El Tai Chi Chaun ha aumentado sus adeptos en países occidentales durante las últimas décadas, no sólo por ser un sistema de ejercicios práctico, efectivo para mantener la salud y la estética exterior, sino también porque cualquier persona puede practicarlo.
Es conocido por las secuencias de movimientos que realizan sus practicantes. En estas secuencias se observa: unión de la conciencia y el movimiento corporal, lentitud, flexibilidad, circularidad, continuidad, suavidad y firmeza, características que transmiten armonía y serenidad.
Por ello, cada vez es más común ver numerosos grupos de gente en centros especializados, parques y espacios abiertos realizando ejercicios de Tai Chi Chaun (arte marcial chino) y, ante todo, la participación entusiasta de personas de la tercera edad que realizan sus movimientos de manera puntual y estética.
La práctica de este deporte se ha popularizado por los beneficios en la salud que se atribuyen a su práctica y al hecho de que es una disciplina a la que puede acceder un estrato muy amplio de población, sea cual sea su condición física. Los practicantes de Tai Chi Chuan atribuyen los beneficios para la salud a características relacionadas con la medicina tradicional china.
En entrevista con La Jornada de Oriente, el instructor de Tai Chi, Andrés Blanco, quien está certificado por la Federación Mexicana de Wushu, explicó que es una especie de danza combinada con movimientos de combate, donde no sólo se emplea la sincronización o elasticidad y fuerza, sino que también se conjuga la serenidad y paz interior que tienen para ejecutar sus rutinas.
Como en otras artes curativas chinas, esta disciplina marcial parte de la idea de que el ser humano contiene energía vital o “Qui” que fluye a través de 12 canales o meridianos que recorren todo el cuerpo y conectan a brazos, piernas y manos con las vísceras abdominales u órganos internos (hígado, corazón, páncreas, riñones y sistema digestivo), de forma que, según esta tradición oriental, las enfermedades se deben a malos hábitos alimenticios, posturas incorrectas, estrés o ansiedad que obstruyen la circulación de energía.

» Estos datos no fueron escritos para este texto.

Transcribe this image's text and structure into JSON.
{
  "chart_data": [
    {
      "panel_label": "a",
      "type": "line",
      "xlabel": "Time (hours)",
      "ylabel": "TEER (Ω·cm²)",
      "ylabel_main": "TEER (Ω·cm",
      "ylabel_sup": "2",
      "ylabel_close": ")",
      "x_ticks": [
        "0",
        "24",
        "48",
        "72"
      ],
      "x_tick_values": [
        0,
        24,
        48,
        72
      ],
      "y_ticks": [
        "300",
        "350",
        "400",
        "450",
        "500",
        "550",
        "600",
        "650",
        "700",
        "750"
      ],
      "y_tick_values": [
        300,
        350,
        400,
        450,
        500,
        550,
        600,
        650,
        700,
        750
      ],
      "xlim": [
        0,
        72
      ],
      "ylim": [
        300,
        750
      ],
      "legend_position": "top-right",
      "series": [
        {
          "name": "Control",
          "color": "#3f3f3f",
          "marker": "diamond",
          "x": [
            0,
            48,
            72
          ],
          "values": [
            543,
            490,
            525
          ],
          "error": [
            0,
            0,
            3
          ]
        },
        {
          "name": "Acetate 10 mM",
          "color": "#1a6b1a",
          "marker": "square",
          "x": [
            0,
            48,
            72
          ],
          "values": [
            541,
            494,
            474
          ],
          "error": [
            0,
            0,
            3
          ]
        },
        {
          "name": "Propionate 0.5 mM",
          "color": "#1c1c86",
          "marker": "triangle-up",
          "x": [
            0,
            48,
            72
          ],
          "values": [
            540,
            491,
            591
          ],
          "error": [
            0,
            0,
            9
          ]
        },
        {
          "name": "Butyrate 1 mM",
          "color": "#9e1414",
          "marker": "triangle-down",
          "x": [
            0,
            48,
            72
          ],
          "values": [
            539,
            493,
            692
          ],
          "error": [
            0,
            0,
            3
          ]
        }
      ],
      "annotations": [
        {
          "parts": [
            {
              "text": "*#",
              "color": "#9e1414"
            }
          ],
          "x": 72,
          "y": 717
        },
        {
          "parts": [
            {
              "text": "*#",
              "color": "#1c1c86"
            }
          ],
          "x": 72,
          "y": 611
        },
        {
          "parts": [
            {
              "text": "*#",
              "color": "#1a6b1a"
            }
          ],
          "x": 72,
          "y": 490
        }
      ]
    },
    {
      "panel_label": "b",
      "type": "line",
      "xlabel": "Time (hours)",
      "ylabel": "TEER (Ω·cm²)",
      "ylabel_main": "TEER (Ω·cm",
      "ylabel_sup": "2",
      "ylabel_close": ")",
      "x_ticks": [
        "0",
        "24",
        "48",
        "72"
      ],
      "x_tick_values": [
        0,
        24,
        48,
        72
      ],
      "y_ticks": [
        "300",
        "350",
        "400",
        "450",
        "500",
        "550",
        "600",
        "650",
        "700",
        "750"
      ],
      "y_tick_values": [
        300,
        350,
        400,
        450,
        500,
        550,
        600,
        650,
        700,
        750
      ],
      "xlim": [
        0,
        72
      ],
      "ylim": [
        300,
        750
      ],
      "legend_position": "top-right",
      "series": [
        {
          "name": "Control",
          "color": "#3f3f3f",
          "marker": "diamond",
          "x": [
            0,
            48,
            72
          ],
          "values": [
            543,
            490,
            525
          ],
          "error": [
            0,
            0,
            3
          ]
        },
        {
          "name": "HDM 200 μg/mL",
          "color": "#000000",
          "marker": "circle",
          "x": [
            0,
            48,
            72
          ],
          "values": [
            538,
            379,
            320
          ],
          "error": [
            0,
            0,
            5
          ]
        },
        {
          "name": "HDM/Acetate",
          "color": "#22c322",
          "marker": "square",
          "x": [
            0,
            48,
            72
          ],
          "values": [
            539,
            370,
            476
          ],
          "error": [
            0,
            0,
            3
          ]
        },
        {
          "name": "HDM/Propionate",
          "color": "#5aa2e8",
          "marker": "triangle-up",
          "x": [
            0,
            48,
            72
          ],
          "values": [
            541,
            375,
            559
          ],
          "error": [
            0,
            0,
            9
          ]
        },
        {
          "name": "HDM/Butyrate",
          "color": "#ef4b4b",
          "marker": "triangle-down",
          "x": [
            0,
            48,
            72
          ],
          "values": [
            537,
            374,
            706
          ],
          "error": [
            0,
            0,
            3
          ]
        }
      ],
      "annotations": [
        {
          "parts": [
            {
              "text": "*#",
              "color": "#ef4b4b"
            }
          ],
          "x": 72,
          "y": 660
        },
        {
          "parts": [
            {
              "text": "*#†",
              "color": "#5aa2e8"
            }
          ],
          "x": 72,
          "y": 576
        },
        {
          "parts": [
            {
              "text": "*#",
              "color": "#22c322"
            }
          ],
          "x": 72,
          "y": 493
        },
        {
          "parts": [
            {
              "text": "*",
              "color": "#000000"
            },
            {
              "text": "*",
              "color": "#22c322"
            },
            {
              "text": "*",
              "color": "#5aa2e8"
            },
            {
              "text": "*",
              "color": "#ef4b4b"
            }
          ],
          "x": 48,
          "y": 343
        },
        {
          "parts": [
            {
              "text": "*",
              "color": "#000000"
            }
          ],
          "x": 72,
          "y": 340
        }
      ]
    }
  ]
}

Así, los movimientos del Tai Chi y sus ejercicios respiratorios están concebidos para abrir los bloqueos de los meridianos y volver a permitir el libre flujo de energía vital que estimule a los órganos internos para, finalmente, lograr un equilibrio entre fuerzas interior y exterior (yin y yang).
Por ejemplo, el instructor citó que en la serie conocida como “Los ocho ejercicios de Zhong Li” se incluyen movimientos en el que las piernas se flexionan, dejando el tronco recto, como si el ejecutante montara a caballo, mientras manos y cuello realizan desplazamientos rítmicos coordinados con exhalaciones e inhalaciones, lo que mejora la respiración y las funciones circulatorias, y al mover los brazos se estimula la circulación en los meridianos que se conectan con pulmones e intestino grueso.
Explicó que el arte marcial que nos ocupa no exige capacidades superiores en cuanto a coordinación o agilidad, no precisa la concentración de fuerza muscular o resistencia especial, ni pone como obstáculo la edad del practicante.
Asimismo, el beneficio y la destreza física, que genera, aumentan con los años en vez de disminuir. No es una disciplina para especialistas y, hacemos hincapié en esto, todo el mundo puede practicarla. Entre sus beneficios a la salud física encontramos: fortalecimiento gradual de todo el cuerpo, estimulación de la circulación sanguínea, ayuda a desaparecer la tensión nerviosa, estrés, ansiedad, fatiga, depresión y confusión.
Además, mencionó que mejora fuerza, capacidad de movimiento, equilibrio y resistencia física.